Confused. Still Scotland. They still matter. It was a year of leisure, little learning, and something like love. The mundane was charging and I had no sword.
Grinding. The District. Their eyes still are the most. Back to the cubicle life with another advanced degree in the offing. The quest for monogamous love begins.
Numbing. Still DC. Their eyes still have it. Starting at the bottom again. The noble pursuit continues but I lose my honor and far sight. The lake’s teeming but no one lands. I become a father.
Paradoxically hopeful and wary. Chinatown. Still caring what they think. The night quests have turned rotten; I move forward on paper but my conscience surrenders. I contribute financially to what is supposed to matter most.

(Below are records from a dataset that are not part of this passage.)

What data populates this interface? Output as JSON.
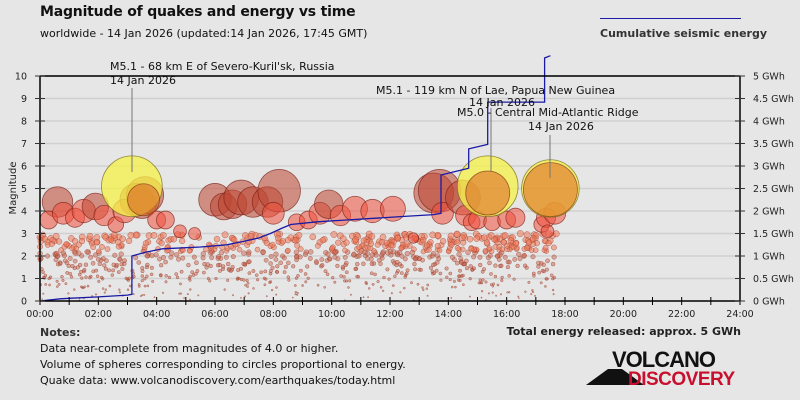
{
  "header": {
    "title": "Magnitude of quakes and energy vs time",
    "subtitle": "worldwide - 14 Jan 2026 (updated:14 Jan 2026, 17:45 GMT)"
  },
  "legend": {
    "label": "Cumulative seismic energy",
    "color": "#1a1aa6"
  },
  "summary": {
    "total_energy": "Total energy released: approx. 5 GWh"
  },
  "notes": {
    "heading": "Notes:",
    "lines": [
      "Data near-complete from magnitudes of 4.0 or higher.",
      "Volume of spheres corresponding to circles proportional to energy.",
      "Quake data: www.volcanodiscovery.com/earthquakes/today.html"
    ]
  },
  "logo": {
    "line1": "VOLCANO",
    "line2": "DISCOVERY",
    "color1": "#111111",
    "color2": "#c8102e"
  },
  "chart_data": {
    "type": "scatter",
    "title": "Magnitude of quakes and energy vs time",
    "xlabel": "",
    "ylabel": "Magnitude",
    "y2label": "Cumulative seismic energy (GWh)",
    "xlim": [
      0,
      24
    ],
    "ylim": [
      0,
      10
    ],
    "y2lim": [
      0,
      5
    ],
    "grid": true,
    "legend_position": "top-right",
    "x_ticks": [
      "00:00",
      "02:00",
      "04:00",
      "06:00",
      "08:00",
      "10:00",
      "12:00",
      "14:00",
      "16:00",
      "18:00",
      "20:00",
      "22:00",
      "24:00"
    ],
    "y_ticks": [
      "0",
      "1",
      "2",
      "3",
      "4",
      "5",
      "6",
      "7",
      "8",
      "9",
      "10"
    ],
    "y2_ticks": [
      "0 GWh",
      "0.5 GWh",
      "1 GWh",
      "1.5 GWh",
      "2 GWh",
      "2.5 GWh",
      "3 GWh",
      "3.5 GWh",
      "4 GWh",
      "4.5 GWh",
      "5 GWh"
    ],
    "highlighted_quakes": [
      {
        "time_h": 3.15,
        "mag": 5.1,
        "label": "M5.1 - 68 km E of Severo-Kuril'sk, Russia",
        "date": "14 Jan 2026"
      },
      {
        "time_h": 15.35,
        "mag": 5.1,
        "label": "M5.1 - 119 km N of Lae, Papua New Guinea",
        "date": "14 Jan 2026"
      },
      {
        "time_h": 17.5,
        "mag": 5.0,
        "label": "M5.0 - Central Mid-Atlantic Ridge",
        "date": "14 Jan 2026"
      }
    ],
    "large_quakes": [
      {
        "t": 0.6,
        "m": 4.4
      },
      {
        "t": 0.3,
        "m": 3.6
      },
      {
        "t": 0.8,
        "m": 3.9
      },
      {
        "t": 1.2,
        "m": 3.7
      },
      {
        "t": 1.5,
        "m": 4.0
      },
      {
        "t": 1.9,
        "m": 4.2
      },
      {
        "t": 2.2,
        "m": 3.8
      },
      {
        "t": 2.6,
        "m": 3.4
      },
      {
        "t": 2.9,
        "m": 4.0
      },
      {
        "t": 3.3,
        "m": 4.5
      },
      {
        "t": 3.5,
        "m": 4.3
      },
      {
        "t": 3.6,
        "m": 4.7
      },
      {
        "t": 4.0,
        "m": 3.6
      },
      {
        "t": 4.3,
        "m": 3.6
      },
      {
        "t": 4.8,
        "m": 3.1
      },
      {
        "t": 5.3,
        "m": 3.0
      },
      {
        "t": 6.0,
        "m": 4.5
      },
      {
        "t": 6.3,
        "m": 4.2
      },
      {
        "t": 6.6,
        "m": 4.3
      },
      {
        "t": 6.9,
        "m": 4.6
      },
      {
        "t": 7.3,
        "m": 4.4
      },
      {
        "t": 7.8,
        "m": 4.4
      },
      {
        "t": 8.2,
        "m": 4.9
      },
      {
        "t": 8.0,
        "m": 3.9
      },
      {
        "t": 8.8,
        "m": 3.5
      },
      {
        "t": 9.2,
        "m": 3.6
      },
      {
        "t": 9.6,
        "m": 3.9
      },
      {
        "t": 9.9,
        "m": 4.3
      },
      {
        "t": 10.3,
        "m": 3.8
      },
      {
        "t": 10.8,
        "m": 4.1
      },
      {
        "t": 11.4,
        "m": 4.0
      },
      {
        "t": 12.1,
        "m": 4.1
      },
      {
        "t": 12.8,
        "m": 2.8
      },
      {
        "t": 13.5,
        "m": 4.8
      },
      {
        "t": 13.7,
        "m": 4.9
      },
      {
        "t": 13.8,
        "m": 3.9
      },
      {
        "t": 14.5,
        "m": 4.6
      },
      {
        "t": 14.6,
        "m": 3.8
      },
      {
        "t": 14.8,
        "m": 3.5
      },
      {
        "t": 15.0,
        "m": 3.6
      },
      {
        "t": 15.5,
        "m": 3.5
      },
      {
        "t": 16.0,
        "m": 3.6
      },
      {
        "t": 16.3,
        "m": 3.7
      },
      {
        "t": 17.2,
        "m": 3.4
      },
      {
        "t": 17.35,
        "m": 3.7
      },
      {
        "t": 17.65,
        "m": 3.9
      },
      {
        "t": 17.4,
        "m": 3.1
      }
    ],
    "energy_series": {
      "name": "Cumulative seismic energy",
      "x_hours": [
        0,
        0.7,
        1.0,
        2.0,
        3.0,
        3.15,
        3.15,
        3.6,
        4.2,
        5.5,
        6.4,
        7.0,
        7.5,
        7.9,
        8.3,
        8.6,
        9.5,
        10.5,
        11.5,
        12.5,
        13.5,
        13.75,
        13.75,
        14.7,
        14.7,
        15.35,
        15.35,
        17.3,
        17.3,
        17.5
      ],
      "y_gwh": [
        0,
        0.05,
        0.06,
        0.09,
        0.13,
        0.15,
        1.0,
        1.08,
        1.16,
        1.2,
        1.25,
        1.33,
        1.4,
        1.5,
        1.62,
        1.7,
        1.76,
        1.8,
        1.84,
        1.88,
        1.92,
        1.95,
        2.8,
        2.95,
        3.38,
        3.48,
        4.42,
        4.42,
        5.4,
        5.45
      ]
    }
  }
}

Smug and delusional. Still obeying their rules. Adams Morgan. The evenings become assembly lines building reckless dishonor. I’m using every day and I know I can stop any time. But I don’t. I’m still sending money.

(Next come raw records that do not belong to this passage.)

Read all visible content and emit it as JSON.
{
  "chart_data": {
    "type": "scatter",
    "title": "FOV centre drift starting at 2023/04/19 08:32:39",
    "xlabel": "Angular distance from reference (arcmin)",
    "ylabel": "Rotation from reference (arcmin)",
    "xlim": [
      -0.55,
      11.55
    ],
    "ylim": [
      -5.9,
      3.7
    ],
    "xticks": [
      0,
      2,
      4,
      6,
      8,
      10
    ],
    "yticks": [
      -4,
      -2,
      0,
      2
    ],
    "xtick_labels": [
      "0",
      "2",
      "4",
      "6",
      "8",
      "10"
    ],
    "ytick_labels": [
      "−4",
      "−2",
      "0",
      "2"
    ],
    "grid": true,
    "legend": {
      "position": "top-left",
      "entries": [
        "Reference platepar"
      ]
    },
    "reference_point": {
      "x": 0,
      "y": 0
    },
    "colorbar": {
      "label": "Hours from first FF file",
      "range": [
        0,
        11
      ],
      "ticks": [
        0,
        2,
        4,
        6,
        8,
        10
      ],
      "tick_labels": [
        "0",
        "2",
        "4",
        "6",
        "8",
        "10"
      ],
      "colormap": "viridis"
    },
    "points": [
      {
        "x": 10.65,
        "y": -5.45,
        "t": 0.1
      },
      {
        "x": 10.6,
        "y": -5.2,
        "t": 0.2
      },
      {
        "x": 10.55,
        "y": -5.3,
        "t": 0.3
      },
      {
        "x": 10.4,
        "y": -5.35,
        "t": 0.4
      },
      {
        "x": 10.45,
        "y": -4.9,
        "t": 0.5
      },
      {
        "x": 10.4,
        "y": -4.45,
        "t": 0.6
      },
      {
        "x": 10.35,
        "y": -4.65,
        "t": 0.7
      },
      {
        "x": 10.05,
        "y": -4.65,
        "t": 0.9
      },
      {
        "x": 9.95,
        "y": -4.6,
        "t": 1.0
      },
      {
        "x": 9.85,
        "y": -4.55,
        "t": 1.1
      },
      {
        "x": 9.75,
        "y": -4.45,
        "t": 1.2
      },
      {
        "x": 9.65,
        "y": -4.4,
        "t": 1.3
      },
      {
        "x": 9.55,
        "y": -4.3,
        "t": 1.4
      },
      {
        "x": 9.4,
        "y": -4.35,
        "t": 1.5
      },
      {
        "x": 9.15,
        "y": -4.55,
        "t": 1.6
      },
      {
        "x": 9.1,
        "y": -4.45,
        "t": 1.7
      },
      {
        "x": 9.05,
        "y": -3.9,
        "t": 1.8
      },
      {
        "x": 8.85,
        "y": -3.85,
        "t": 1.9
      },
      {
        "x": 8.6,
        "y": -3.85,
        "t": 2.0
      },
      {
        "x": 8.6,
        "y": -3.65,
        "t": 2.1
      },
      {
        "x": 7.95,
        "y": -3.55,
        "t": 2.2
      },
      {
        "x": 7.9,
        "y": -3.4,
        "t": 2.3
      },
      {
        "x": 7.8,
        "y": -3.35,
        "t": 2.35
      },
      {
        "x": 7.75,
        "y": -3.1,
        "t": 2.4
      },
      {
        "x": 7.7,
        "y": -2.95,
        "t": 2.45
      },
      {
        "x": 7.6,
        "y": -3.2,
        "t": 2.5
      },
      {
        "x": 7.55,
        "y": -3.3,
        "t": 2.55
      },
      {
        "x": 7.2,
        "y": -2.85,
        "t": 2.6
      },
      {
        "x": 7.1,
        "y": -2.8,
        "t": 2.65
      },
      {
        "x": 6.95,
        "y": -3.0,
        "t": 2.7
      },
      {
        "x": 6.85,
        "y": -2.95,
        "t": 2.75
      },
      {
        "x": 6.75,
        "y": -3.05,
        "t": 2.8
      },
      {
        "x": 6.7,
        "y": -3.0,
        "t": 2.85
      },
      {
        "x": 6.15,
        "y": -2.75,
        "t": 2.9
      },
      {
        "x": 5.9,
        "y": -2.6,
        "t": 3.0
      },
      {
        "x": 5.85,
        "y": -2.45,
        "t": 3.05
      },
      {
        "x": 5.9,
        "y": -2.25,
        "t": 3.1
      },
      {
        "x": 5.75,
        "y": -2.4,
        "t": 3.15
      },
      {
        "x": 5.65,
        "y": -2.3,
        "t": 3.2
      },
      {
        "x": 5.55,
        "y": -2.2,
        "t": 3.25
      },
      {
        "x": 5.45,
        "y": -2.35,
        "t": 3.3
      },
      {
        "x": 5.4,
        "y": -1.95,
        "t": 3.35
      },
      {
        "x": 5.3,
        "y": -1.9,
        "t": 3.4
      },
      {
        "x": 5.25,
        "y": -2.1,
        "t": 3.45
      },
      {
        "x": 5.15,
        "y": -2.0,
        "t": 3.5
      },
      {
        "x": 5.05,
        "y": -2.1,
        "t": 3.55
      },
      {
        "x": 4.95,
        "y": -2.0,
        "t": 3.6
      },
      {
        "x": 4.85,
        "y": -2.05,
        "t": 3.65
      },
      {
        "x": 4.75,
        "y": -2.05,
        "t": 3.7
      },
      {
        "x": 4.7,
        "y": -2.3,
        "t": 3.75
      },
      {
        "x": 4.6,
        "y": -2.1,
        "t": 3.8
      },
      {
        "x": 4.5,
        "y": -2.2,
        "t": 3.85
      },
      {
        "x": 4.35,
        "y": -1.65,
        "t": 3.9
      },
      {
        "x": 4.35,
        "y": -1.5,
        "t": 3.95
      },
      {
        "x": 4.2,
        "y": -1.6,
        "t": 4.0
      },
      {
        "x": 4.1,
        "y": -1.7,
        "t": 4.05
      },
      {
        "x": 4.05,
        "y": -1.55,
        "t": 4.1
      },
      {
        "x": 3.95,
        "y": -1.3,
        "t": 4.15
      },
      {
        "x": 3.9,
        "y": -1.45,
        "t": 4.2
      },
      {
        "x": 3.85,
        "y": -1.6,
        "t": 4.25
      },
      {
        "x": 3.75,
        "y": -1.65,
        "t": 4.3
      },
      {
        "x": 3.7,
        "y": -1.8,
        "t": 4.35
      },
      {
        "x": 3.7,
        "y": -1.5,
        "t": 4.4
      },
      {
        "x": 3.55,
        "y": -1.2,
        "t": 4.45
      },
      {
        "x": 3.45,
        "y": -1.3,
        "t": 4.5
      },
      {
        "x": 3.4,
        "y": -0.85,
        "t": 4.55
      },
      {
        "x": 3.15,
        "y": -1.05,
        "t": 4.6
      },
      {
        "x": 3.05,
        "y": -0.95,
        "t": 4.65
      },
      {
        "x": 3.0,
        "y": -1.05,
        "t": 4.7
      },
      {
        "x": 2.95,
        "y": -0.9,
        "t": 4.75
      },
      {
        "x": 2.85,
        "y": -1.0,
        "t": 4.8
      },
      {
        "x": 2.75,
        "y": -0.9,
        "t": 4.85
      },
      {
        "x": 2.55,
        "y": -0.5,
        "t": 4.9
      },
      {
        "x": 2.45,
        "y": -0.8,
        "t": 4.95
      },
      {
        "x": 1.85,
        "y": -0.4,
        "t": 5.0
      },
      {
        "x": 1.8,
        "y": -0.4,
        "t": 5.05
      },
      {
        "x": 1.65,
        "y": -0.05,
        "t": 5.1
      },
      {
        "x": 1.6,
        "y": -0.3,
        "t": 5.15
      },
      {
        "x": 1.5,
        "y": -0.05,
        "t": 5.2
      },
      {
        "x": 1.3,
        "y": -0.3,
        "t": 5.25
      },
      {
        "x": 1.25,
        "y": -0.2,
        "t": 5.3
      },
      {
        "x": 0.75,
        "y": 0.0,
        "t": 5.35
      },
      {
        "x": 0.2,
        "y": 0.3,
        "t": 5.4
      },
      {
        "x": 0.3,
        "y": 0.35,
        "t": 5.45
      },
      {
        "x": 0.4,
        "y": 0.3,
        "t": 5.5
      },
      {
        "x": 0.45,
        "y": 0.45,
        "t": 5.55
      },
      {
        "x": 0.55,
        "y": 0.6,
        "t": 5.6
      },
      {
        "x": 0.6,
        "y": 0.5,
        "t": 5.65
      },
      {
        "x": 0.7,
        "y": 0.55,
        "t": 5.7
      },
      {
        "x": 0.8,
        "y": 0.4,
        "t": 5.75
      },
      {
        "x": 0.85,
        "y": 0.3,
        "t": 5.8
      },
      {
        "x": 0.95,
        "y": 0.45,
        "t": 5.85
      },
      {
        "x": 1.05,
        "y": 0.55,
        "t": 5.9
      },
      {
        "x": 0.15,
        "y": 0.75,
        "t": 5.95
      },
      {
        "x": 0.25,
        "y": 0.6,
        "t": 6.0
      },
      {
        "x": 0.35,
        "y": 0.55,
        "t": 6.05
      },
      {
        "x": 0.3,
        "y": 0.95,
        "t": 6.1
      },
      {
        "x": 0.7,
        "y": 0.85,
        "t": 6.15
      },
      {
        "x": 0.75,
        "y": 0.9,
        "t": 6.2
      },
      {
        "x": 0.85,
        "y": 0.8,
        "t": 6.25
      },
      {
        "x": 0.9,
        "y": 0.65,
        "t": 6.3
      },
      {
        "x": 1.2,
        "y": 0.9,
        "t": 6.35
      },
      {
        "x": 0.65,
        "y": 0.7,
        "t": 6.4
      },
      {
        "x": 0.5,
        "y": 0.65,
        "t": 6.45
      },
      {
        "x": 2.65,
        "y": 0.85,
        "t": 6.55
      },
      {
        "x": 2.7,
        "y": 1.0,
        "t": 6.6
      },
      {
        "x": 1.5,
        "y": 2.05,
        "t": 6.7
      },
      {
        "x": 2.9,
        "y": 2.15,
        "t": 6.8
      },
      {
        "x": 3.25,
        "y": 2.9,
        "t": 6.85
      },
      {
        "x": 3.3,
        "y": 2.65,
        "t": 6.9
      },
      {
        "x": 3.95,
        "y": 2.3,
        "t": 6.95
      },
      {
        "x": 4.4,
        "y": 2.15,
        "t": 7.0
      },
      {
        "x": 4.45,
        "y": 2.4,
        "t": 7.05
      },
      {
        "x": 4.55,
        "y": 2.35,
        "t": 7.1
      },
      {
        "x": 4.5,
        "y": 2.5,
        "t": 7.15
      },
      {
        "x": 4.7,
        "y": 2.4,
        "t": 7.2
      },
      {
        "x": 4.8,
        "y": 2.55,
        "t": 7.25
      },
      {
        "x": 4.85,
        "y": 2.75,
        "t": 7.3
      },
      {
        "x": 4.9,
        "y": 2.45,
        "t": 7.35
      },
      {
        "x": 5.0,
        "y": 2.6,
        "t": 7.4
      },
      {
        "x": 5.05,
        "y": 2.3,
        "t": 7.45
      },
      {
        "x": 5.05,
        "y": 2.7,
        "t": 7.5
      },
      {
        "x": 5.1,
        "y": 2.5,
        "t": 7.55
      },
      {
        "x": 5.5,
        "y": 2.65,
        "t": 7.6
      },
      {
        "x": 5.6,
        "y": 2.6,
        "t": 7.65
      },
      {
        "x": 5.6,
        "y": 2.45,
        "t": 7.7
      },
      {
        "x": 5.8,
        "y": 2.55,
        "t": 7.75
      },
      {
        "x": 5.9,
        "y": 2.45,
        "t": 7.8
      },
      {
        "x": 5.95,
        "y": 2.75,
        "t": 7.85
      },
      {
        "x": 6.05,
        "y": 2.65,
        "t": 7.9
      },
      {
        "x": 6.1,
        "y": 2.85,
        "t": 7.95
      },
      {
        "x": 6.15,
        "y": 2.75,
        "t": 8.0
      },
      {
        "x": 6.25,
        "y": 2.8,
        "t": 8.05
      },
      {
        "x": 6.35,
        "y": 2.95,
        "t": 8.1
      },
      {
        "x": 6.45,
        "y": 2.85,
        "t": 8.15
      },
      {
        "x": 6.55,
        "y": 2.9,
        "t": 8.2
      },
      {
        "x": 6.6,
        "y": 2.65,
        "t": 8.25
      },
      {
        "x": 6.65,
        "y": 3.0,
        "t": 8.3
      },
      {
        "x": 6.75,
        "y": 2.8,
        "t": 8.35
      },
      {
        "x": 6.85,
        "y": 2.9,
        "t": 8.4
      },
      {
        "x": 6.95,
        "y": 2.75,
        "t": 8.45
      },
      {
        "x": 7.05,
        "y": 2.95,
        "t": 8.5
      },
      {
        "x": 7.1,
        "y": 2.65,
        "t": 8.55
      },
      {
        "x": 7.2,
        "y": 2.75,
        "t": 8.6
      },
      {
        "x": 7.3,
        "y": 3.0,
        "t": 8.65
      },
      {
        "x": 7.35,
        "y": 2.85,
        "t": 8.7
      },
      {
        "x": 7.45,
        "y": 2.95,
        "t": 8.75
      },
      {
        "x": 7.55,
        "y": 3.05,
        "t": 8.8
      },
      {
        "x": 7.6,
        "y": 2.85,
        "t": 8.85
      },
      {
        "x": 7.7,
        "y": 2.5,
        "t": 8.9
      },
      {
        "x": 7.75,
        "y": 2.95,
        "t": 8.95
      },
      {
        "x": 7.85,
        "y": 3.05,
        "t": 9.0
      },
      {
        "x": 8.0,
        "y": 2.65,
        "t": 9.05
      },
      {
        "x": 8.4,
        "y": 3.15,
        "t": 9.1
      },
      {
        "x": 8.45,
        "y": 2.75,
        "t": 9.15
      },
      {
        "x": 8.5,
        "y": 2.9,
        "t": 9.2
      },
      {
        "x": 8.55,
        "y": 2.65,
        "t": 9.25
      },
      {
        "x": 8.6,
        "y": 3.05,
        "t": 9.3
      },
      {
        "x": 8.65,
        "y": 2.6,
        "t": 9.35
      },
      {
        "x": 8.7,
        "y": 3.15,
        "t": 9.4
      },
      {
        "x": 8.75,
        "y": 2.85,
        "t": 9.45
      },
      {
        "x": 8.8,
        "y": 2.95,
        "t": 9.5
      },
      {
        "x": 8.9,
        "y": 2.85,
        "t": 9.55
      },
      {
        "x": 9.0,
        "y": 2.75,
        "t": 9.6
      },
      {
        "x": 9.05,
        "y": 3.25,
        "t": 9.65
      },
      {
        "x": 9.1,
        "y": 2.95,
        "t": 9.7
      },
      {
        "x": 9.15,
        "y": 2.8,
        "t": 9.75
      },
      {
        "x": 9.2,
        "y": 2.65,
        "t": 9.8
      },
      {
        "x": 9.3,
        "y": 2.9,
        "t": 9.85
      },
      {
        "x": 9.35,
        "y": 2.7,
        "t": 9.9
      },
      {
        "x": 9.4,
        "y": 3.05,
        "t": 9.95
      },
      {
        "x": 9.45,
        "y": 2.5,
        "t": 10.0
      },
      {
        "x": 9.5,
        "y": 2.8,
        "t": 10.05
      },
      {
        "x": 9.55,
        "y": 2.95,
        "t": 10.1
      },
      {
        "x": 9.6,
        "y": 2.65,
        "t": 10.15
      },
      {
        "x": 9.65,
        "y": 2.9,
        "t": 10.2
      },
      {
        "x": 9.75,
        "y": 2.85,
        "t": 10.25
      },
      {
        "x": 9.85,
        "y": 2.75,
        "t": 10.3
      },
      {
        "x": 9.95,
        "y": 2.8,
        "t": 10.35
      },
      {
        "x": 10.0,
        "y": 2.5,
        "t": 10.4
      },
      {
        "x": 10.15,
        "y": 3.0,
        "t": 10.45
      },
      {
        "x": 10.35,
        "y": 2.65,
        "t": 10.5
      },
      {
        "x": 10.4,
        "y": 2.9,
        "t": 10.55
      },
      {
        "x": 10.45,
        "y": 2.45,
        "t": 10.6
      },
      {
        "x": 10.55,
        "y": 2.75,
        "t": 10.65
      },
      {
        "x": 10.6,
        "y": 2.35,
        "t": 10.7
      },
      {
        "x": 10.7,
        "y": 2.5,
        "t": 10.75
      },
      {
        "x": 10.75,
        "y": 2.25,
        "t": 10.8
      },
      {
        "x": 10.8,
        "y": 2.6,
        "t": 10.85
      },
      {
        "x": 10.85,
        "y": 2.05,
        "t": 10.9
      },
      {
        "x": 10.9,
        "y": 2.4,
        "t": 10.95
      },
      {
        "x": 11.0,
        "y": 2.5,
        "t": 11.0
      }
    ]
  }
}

The definition of insanity. Only their eyes matter. Yet AdMo. Integrity lies on the floor of my soul, bleeding out under the stars. Just this last time, I say over and over again. Part time parenting continues and my son love me for no good reason.
Disappointed. I remain underground. Their gaze still reigns supreme. The starry night quests are done or abandoned, reeking of good intentions, chicken shit and coming pain. I’m sober every morning and falling every night. I’m a shitty dad one month of the year.
Feeling the pressure of my sick calculations. Basement bound in the NW sector. While the sun hangs, I feel the noose tightening. When the moon rises, I use and nod out in front of the waiting world. I don’t know why my son loves me. He deserves better.
I want to die. Every single day. Every single night. I have lost hope for the first time. Nothing makes me happy anymore. My parents’ house. I’m no longer moving for them or for myself. I’m sober but only because I can’t afford it. I’m not even sending money anymore but he still loves me.
Reborn. The scales have fallen. A heretofore unfelt confidence and crystallized focus emerges. Really, truly happy for the first time in my life. I’ve gouged out those eyes. I’m no longer interested in what society had in store for me. I make the plans now. Like Dre said, ‘I lost some friends’ but I found the real ones. Nestled in the suburbs. I’m using again, all the time more than ever, day and night, ignoring all the screams. I’m in the program. I found I can be useful. I lost my salvation but I don’t need it anymore.
Tonight could begin a bright new path. And even if it doesn’t, for the first time in 44 years, I’ll get up, say ‘fuck it’ and keep fighting. My son and I had our best week together. I’m not just grappling for him. I’m fighting for my life.